2) Don’t quote from the Bible. I suppose that kind of relates to the first tip, but I feel the need to point this out specifically. The Bible is a good book, especially if you are a Christian. However, even if you’re Christian, you have to admit that the Bible has seen so many translations and changes that you might as well be quoting from Michael Jackson’s current nose. The Bible is a gold mine, but there is still a lot of rat feces in a gold mine, so settle down.

3) Make a point. No matter how crappy some of my columns have been, I’m always striving to make a point. If you’re not making a point, why are you writing in?

4) Ask yourself if you’ve ever seen this letter before. Write your letter, then read it. Does it look a lot like a letter you saw last week? It probably does, because you’re probably just repeating something you heard somewhere because you’re too dumb to think for yourself. There’s a fine line between writing about the same thing as someone else and writing the exact same letter with a different name at the bottom and one different biblical verse.

5) Don’t expect to change people’s minds. The pen is not mightier than the sword. The sword will break the pen every time. The sword will also break typewriters and computers while it’s at it. The sword is very sharp.

If you really want to change someone’s opinion, hold a sword to his or her neck and they’ll believe whatever you want them to.

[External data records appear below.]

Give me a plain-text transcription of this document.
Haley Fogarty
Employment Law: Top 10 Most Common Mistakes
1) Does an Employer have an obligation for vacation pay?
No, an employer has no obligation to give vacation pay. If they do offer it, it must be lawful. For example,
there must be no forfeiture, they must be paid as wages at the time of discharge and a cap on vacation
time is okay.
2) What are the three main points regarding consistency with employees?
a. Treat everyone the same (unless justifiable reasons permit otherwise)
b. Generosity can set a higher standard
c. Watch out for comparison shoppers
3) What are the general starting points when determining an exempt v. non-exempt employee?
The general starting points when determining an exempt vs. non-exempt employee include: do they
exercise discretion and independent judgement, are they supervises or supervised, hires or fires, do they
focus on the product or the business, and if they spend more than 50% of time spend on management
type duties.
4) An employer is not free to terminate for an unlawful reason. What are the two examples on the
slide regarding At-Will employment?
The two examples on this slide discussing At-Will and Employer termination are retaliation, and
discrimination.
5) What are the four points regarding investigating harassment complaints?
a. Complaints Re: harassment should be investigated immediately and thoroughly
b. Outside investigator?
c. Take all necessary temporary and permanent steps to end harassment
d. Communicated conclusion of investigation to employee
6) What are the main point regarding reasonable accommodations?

The written word can occasionally be very powerful, but not during peacetime in a nearly crime-free region of a free country.

If you’re wondering what makes me think I have the right to tell people how to write letters to the editor, just take a look at your Daily right now.

See my picture next to the words I have written?

I get paid to force my opinion on people. I may not be all that great sometimes either, but the difference is I get paid for it.

And don’t cry out First Amendment here. I’m not saying the Daily shouldn’t run bad letters. I’m a big anti-censorship type of guy. All I’m trying to do is to keep you from embarrassing yourself publicly.

So just keep this in mind next time you feel like venting your thoughts in the Daily. Either apply for a column and get paid to do it, or don’t write in about moronic stuff.

It’s not worth it to let people know you’ve got no idea what you’re talking about for free.


David Roepke is a sophomore in journalism and mass communication from Aurora.